Converting videos to images for machine learning

This week I kept to my summer of training plan, however the model-building I did was for a Quartz project we're not ready to share. But! I learned something super useful in the process: how to quickly turn videos into many still images.

For our latest project, I'm training a model to identify specific objects available to me – much like how I trained a model to identify items in the office.

The fastest way to get lots of images of an object is to take a video of it. And a quick way to turn that video into images – called an "image sequence" – is ffmpeg. It seems to convert from many formats like .mp4, .mov, .avi to lots different image formats such as .jpg and .png.

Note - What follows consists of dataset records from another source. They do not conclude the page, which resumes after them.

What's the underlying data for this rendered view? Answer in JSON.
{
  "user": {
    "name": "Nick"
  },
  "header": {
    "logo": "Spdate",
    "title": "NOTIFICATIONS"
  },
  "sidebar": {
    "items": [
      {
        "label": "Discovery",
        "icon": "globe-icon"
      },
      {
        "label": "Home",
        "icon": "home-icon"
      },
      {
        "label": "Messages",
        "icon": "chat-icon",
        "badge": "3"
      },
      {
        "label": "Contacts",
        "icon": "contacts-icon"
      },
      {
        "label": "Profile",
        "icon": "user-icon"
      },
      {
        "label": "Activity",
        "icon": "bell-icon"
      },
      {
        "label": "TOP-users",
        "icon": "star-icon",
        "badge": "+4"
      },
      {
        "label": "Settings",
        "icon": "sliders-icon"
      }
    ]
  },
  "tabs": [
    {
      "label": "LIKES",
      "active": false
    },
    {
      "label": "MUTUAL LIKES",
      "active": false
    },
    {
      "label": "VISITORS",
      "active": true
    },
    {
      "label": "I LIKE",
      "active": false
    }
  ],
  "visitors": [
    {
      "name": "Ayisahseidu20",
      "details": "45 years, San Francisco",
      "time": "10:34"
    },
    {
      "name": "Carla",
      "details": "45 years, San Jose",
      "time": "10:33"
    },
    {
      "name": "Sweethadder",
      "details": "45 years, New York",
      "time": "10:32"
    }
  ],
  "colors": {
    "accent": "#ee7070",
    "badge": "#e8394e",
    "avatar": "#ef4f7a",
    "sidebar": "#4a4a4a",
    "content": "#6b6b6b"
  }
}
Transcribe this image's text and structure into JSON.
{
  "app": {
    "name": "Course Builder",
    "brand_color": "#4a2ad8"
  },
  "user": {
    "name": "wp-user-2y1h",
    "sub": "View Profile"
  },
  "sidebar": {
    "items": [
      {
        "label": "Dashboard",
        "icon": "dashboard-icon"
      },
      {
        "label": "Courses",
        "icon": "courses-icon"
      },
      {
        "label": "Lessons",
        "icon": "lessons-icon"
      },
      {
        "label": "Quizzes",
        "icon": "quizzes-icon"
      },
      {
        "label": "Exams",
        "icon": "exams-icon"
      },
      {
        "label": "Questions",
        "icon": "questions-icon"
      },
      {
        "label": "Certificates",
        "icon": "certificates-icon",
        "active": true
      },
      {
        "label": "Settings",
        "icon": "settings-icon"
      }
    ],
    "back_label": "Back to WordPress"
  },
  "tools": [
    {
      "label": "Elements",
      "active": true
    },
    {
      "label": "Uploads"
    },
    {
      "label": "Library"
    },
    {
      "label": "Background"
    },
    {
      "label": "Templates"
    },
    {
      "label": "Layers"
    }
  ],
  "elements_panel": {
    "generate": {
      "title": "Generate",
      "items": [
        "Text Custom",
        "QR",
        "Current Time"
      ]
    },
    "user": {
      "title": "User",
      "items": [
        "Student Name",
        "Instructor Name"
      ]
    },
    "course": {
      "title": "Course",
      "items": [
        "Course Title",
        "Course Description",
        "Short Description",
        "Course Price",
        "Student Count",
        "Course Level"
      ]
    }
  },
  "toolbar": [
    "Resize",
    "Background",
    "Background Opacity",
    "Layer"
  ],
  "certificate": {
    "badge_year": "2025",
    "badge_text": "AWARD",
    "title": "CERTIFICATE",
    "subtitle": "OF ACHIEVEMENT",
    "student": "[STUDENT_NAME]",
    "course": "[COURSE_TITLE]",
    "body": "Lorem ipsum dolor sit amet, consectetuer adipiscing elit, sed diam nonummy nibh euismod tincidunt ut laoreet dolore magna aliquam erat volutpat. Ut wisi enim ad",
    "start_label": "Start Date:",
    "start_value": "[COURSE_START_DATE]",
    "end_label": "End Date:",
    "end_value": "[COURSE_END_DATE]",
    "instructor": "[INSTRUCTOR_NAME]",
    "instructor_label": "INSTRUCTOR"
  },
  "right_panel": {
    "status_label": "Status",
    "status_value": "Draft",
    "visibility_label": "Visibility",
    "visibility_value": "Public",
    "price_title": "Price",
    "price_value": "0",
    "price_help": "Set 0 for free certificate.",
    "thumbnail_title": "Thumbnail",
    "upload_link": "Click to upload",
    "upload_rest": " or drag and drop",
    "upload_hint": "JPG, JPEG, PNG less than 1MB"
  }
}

There's plenty more detail in the ffmpeg docs, but here's what I did that worked so quickly on my Mac:

brew install ffmpeg

I use Homebrew to put things on my Mac, so this went pretty quickly. I had to update my Xcode command line tools, but Homebrew is super helpful and told me exactly what I needed to do.

Next, I did this from the Terminal:

ffmpeg -i IMG_1019.MOV -r 15 coolname%04d.jpg

Here's what's going on:

  • -i means the next thing is the input file
  • IMG_1019.MOV is the movie I Airdropped from my phone to my laptop
  • -r is the flag for the sample rate.
  • 15 is the rate. I wanted every other image, so 15 frames every second. 1 would be every second; 0.25 every 4th second.
  • coolname is just a prefix I picked for each image
  • %04d means each frame gets a zero-padded sequence number, starting with 0001 and going to 9999– so my image files are named coolname0001.jpg, coolname0002.jpg, coolname0003.jpg, etc.
  • .jpg is the image format I want. If I put .png I got PNGs instead.

In mere moments I had a dozens of JPG files I could use for training. And that's pretty great.